Constructive leads to the agency’s e-commerce enterprise have been an actual spotlight. However the inventory has fallen again as buying and selling circumstances have remained robust within the second half of the 12 months.
The result’s that the inventory is buying and selling at a few of its lowest valuation multiples since going public. And meaning worth traders attempting to find opportunties would possibly need to have a look.
Nike
It’s no secret that Nike (NYSE:NKE) has probably the most recognisable manufacturers on the planet. However that hasn’t helped the corporate a lot in 2025 as gross sales have struggled to rebound.
The newest subject is China. Competitors from native manufacturers with decrease costs has been weighing on the agency’s means to rebound from its earlier points and stays an ongoing danger.
The corporate, although, is making progress within the US. The brand new CEO has been working to revive relationships with retailers after an extreme deal with promoting on to shoppers.
A giant drop after the most recent earnings outcomes means the share value is near 52-week lows.
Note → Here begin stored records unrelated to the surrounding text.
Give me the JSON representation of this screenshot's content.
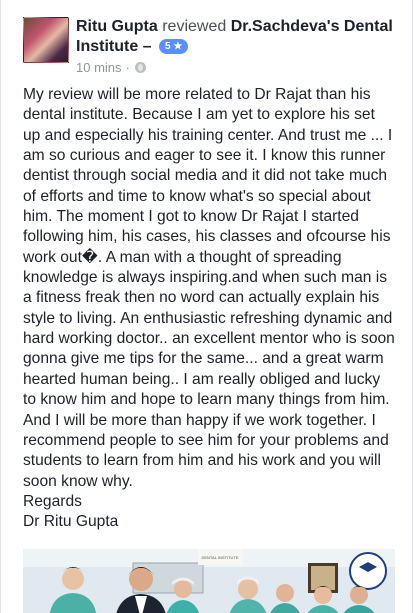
{
  "post": {
    "author": "Ritu Gupta",
    "verb": "reviewed",
    "page": "Dr.Sachdeva's Dental Institute",
    "dash": " –",
    "rating": "5 ★",
    "time": "10 mins",
    "dot": "·",
    "paragraph": "My review will be more related to Dr Rajat than his dental institute. Because I am yet to explore his set up and especially his training center. And trust me ... I am so curious and eager to see it. I know this runner dentist through social media and it did not take much of efforts and time to know what's so special about him. The moment I got to know Dr Rajat I started following him, his cases, his classes and ofcourse his work out�. A man with a thought of spreading knowledge is always inspiring.and when such man is a fitness freak then no word can actually explain his style to living. An enthusiastic refreshing dynamic and hard working doctor.. an excellent mentor who is soon gonna give me tips for the same... and a great warm hearted human being.. I am really obliged and lucky to know him and hope to learn many things from him. And I will be more than happy if we work together. I recommend people to see him for your problems and students to learn from him and his work and you will soon know why.",
    "regards": "Regards",
    "signature": "Dr Ritu Gupta"
  },
  "photo_strip": {
    "sign_text": "DENTAL INSTITUTE"
  },
  "colors": {
    "text": "#1d2129",
    "meta": "#90949c",
    "rating_badge": "#5890ff",
    "background": "#e9ebee"
  }
}
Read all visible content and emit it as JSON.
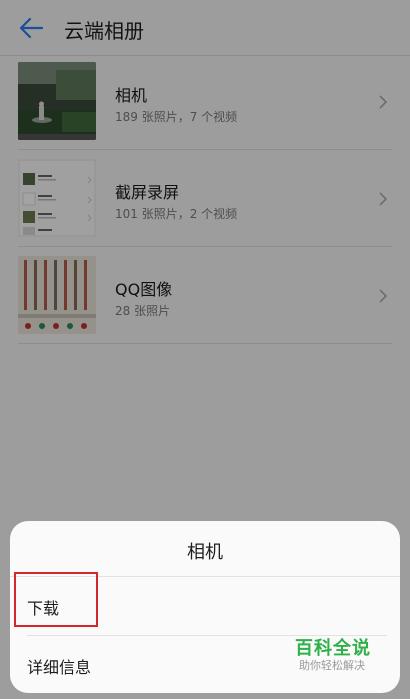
{
  "header": {
    "title": "云端相册"
  },
  "albums": [
    {
      "name": "相机",
      "count": "189 张照片，7 个视频"
    },
    {
      "name": "截屏录屏",
      "count": "101 张照片，2 个视频"
    },
    {
      "name": "QQ图像",
      "count": "28 张照片"
    }
  ],
  "sheet": {
    "title": "相机",
    "items": [
      "下载",
      "详细信息"
    ]
  },
  "watermark": {
    "main": "百科全说",
    "sub": "助你轻松解决"
  },
  "colors": {
    "accent": "#2b7cf0",
    "highlight": "#d6262d",
    "watermark": "#2fb14a"
  },
  "icons": [
    "back-arrow-icon",
    "chevron-right-icon"
  ]
}
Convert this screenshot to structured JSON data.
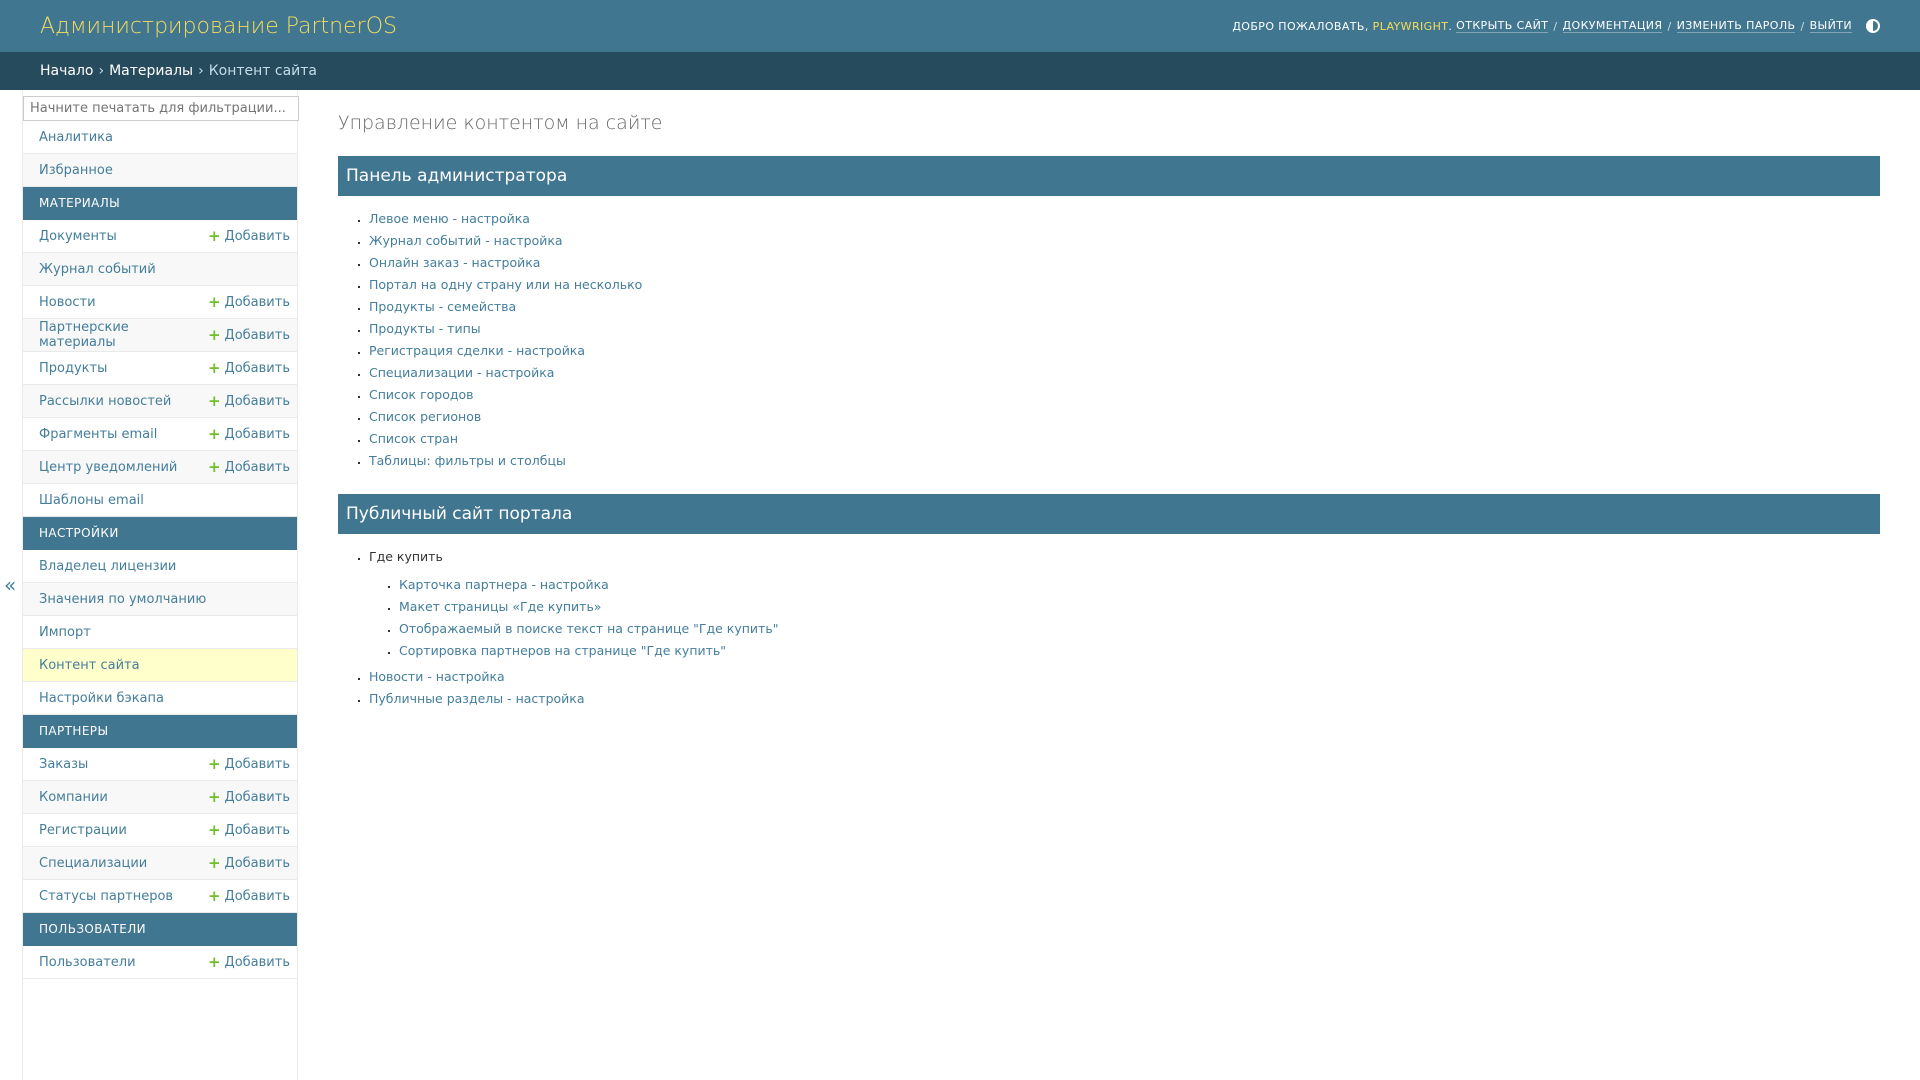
{
  "header": {
    "brand": "Администрирование PartnerOS",
    "welcome": "Добро пожаловать,",
    "username": "playwright",
    "open_site": "Открыть сайт",
    "docs": "Документация",
    "change_password": "Изменить пароль",
    "logout": "Выйти"
  },
  "breadcrumbs": {
    "home": "Начало",
    "materials": "Материалы",
    "current": "Контент сайта"
  },
  "sidebar": {
    "filter_placeholder": "Начните печатать для фильтрации...",
    "collapse_icon": "«",
    "add_label": "Добавить",
    "top_items": [
      "Аналитика",
      "Избранное"
    ],
    "modules": [
      {
        "caption": "Материалы",
        "items": [
          {
            "label": "Документы",
            "add": true
          },
          {
            "label": "Журнал событий",
            "add": false
          },
          {
            "label": "Новости",
            "add": true
          },
          {
            "label": "Партнерские материалы",
            "add": true
          },
          {
            "label": "Продукты",
            "add": true
          },
          {
            "label": "Рассылки новостей",
            "add": true
          },
          {
            "label": "Фрагменты email",
            "add": true
          },
          {
            "label": "Центр уведомлений",
            "add": true
          },
          {
            "label": "Шаблоны email",
            "add": false
          }
        ]
      },
      {
        "caption": "Настройки",
        "items": [
          {
            "label": "Владелец лицензии",
            "add": false
          },
          {
            "label": "Значения по умолчанию",
            "add": false
          },
          {
            "label": "Импорт",
            "add": false
          },
          {
            "label": "Контент сайта",
            "add": false,
            "current": true
          },
          {
            "label": "Настройки бэкапа",
            "add": false
          }
        ]
      },
      {
        "caption": "Партнеры",
        "items": [
          {
            "label": "Заказы",
            "add": true
          },
          {
            "label": "Компании",
            "add": true
          },
          {
            "label": "Регистрации",
            "add": true
          },
          {
            "label": "Специализации",
            "add": true
          },
          {
            "label": "Статусы партнеров",
            "add": true
          }
        ]
      },
      {
        "caption": "Пользователи",
        "items": [
          {
            "label": "Пользователи",
            "add": true
          }
        ]
      }
    ]
  },
  "content": {
    "title": "Управление контентом на сайте",
    "admin_panel": {
      "heading": "Панель администратора",
      "links": [
        "Левое меню - настройка",
        "Журнал событий - настройка",
        "Онлайн заказ - настройка",
        "Портал на одну страну или на несколько",
        "Продукты - семейства",
        "Продукты - типы",
        "Регистрация сделки - настройка",
        "Специализации - настройка",
        "Список городов",
        "Список регионов",
        "Список стран",
        "Таблицы: фильтры и столбцы"
      ]
    },
    "public_site": {
      "heading": "Публичный сайт портала",
      "where_to_buy": "Где купить",
      "where_to_buy_links": [
        "Карточка партнера - настройка",
        "Макет страницы «Где купить»",
        "Отображаемый в поиске текст на странице \"Где купить\"",
        "Сортировка партнеров на странице \"Где купить\""
      ],
      "links": [
        "Новости - настройка",
        "Публичные разделы - настройка"
      ]
    }
  }
}
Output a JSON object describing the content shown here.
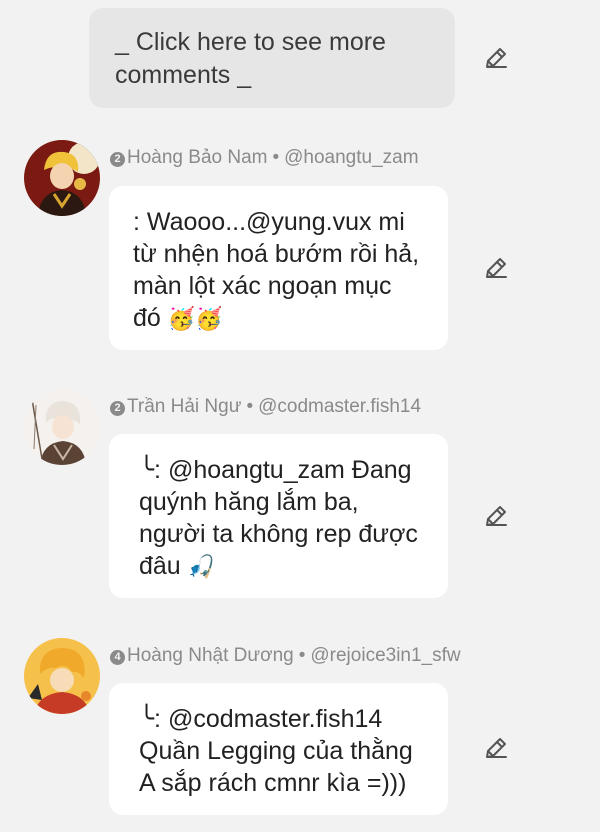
{
  "more_comments": {
    "label": "_ Click here to see more comments _"
  },
  "comments": [
    {
      "rank": "2",
      "name": "Hoàng Bảo Nam",
      "separator": "•",
      "handle": "@hoangtu_zam",
      "prefix": ": ",
      "text": "Waooo...@yung.vux mi từ nhện hoá bướm rồi hả, màn lột xác ngoạn mục đó",
      "emoji": "🥳🥳"
    },
    {
      "rank": "2",
      "name": "Trần Hải Ngư",
      "separator": "•",
      "handle": "@codmaster.fish14",
      "prefix": "╰: ",
      "text": "@hoangtu_zam Đang quýnh hăng lắm ba, người ta không rep được đâu",
      "emoji": "🎣"
    },
    {
      "rank": "4",
      "name": "Hoàng Nhật Dương",
      "separator": "•",
      "handle": "@rejoice3in1_sfw",
      "prefix": "╰: ",
      "text": "@codmaster.fish14 Quần Legging của thằng A sắp rách cmnr kìa =)))",
      "emoji": ""
    }
  ],
  "icons": {
    "edit": "pencil-edit-icon"
  }
}
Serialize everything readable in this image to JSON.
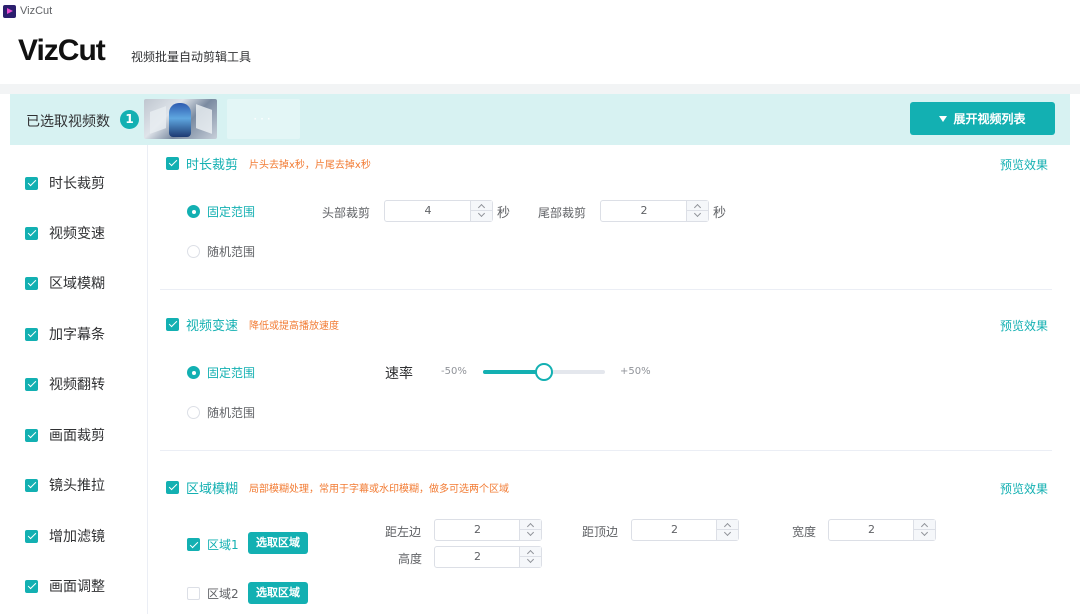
{
  "window": {
    "title": "VizCut"
  },
  "header": {
    "logo": "VizCut",
    "subtitle": "视频批量自动剪辑工具"
  },
  "selection": {
    "label": "已选取视频数",
    "count": "1",
    "more": "···",
    "expand_button": "展开视频列表"
  },
  "sidebar": {
    "items": [
      {
        "label": "时长裁剪",
        "checked": true
      },
      {
        "label": "视频变速",
        "checked": true
      },
      {
        "label": "区域模糊",
        "checked": true
      },
      {
        "label": "加字幕条",
        "checked": true
      },
      {
        "label": "视频翻转",
        "checked": true
      },
      {
        "label": "画面裁剪",
        "checked": true
      },
      {
        "label": "镜头推拉",
        "checked": true
      },
      {
        "label": "增加滤镜",
        "checked": true
      },
      {
        "label": "画面调整",
        "checked": true
      }
    ]
  },
  "duration_trim": {
    "title": "时长裁剪",
    "desc": "片头去掉x秒，片尾去掉x秒",
    "preview": "预览效果",
    "fixed_label": "固定范围",
    "random_label": "随机范围",
    "head_label": "头部裁剪",
    "head_value": "4",
    "head_unit": "秒",
    "tail_label": "尾部裁剪",
    "tail_value": "2",
    "tail_unit": "秒"
  },
  "speed": {
    "title": "视频变速",
    "desc": "降低或提高播放速度",
    "preview": "预览效果",
    "fixed_label": "固定范围",
    "random_label": "随机范围",
    "rate_label": "速率",
    "min_label": "-50%",
    "max_label": "+50%",
    "slider_value": 0.5
  },
  "blur": {
    "title": "区域模糊",
    "desc": "局部模糊处理，常用于字幕或水印模糊，做多可选两个区域",
    "preview": "预览效果",
    "region1_label": "区域1",
    "region2_label": "区域2",
    "pick_button": "选取区域",
    "left_label": "距左边",
    "left_value": "2",
    "top_label": "距顶边",
    "top_value": "2",
    "width_label": "宽度",
    "width_value": "2",
    "height_label": "高度",
    "height_value": "2"
  },
  "colors": {
    "accent": "#13b0b2",
    "desc": "#f27b33",
    "selbar_bg": "#d7f2f2"
  }
}
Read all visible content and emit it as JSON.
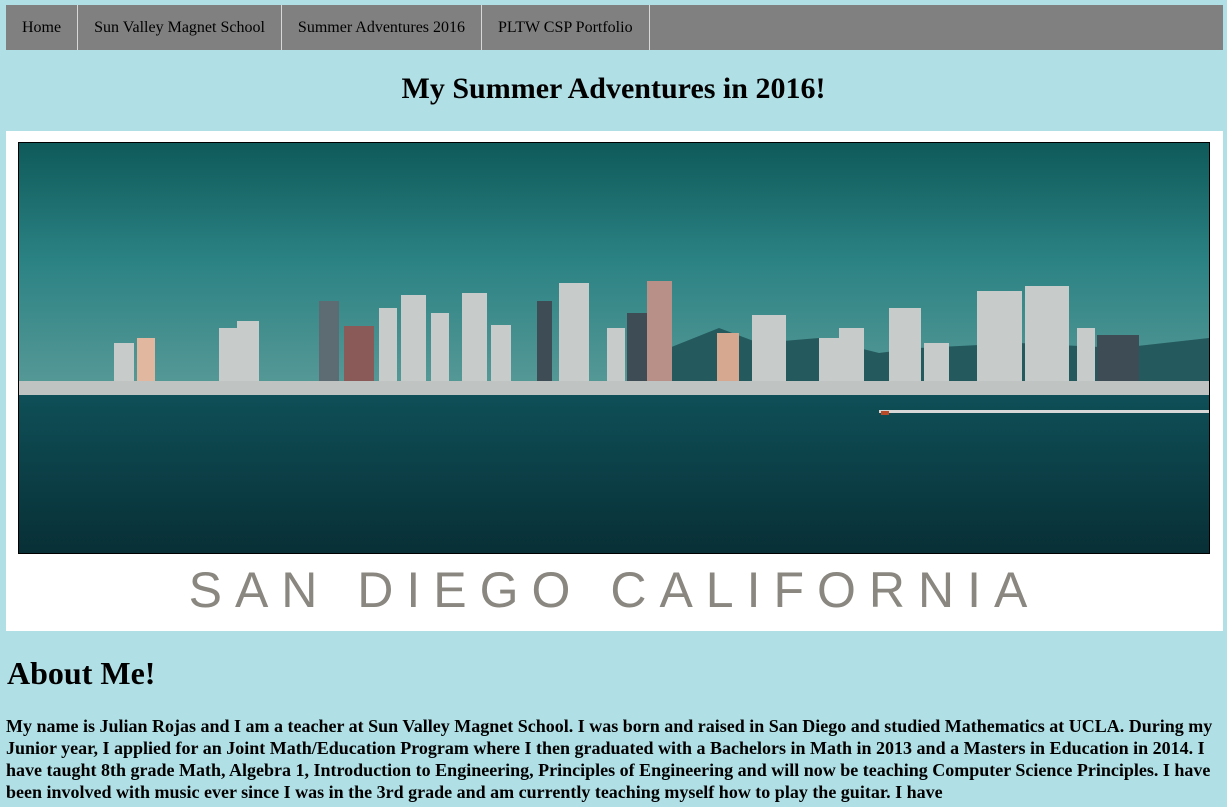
{
  "nav": {
    "items": [
      {
        "label": "Home"
      },
      {
        "label": "Sun Valley Magnet School"
      },
      {
        "label": "Summer Adventures 2016"
      },
      {
        "label": "PLTW CSP Portfolio"
      }
    ]
  },
  "page": {
    "title": "My Summer Adventures in 2016!"
  },
  "banner": {
    "caption": "SAN DIEGO CALIFORNIA"
  },
  "about": {
    "heading": "About Me!",
    "text": "My name is Julian Rojas and I am a teacher at Sun Valley Magnet School. I was born and raised in San Diego and studied Mathematics at UCLA. During my Junior year, I applied for an Joint Math/Education Program where I then graduated with a Bachelors in Math in 2013 and a Masters in Education in 2014. I have taught 8th grade Math, Algebra 1, Introduction to Engineering, Principles of Engineering and will now be teaching Computer Science Principles. I have been involved with music ever since I was in the 3rd grade and am currently teaching myself how to play the guitar. I have"
  }
}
Consequently, I feel it’s value contemplating as a inventory to purchase for the long run.
Worth traders ending their Christmas buying would possibly need to take a look at Dr Martens and Nike. The shares are buying and selling at low costs, however the underlying companies are transferring ahead.
In each instances, that is being masked by weak shopper spending. And whereas it’s onerous to make certain when this can flip round, I feel there are optimistic indicators in 2026.
For long-term traders, although, shares aren’t only for Christmas. So a weak macroeconomic setting would possibly simply be a shopping for alternative value looking at.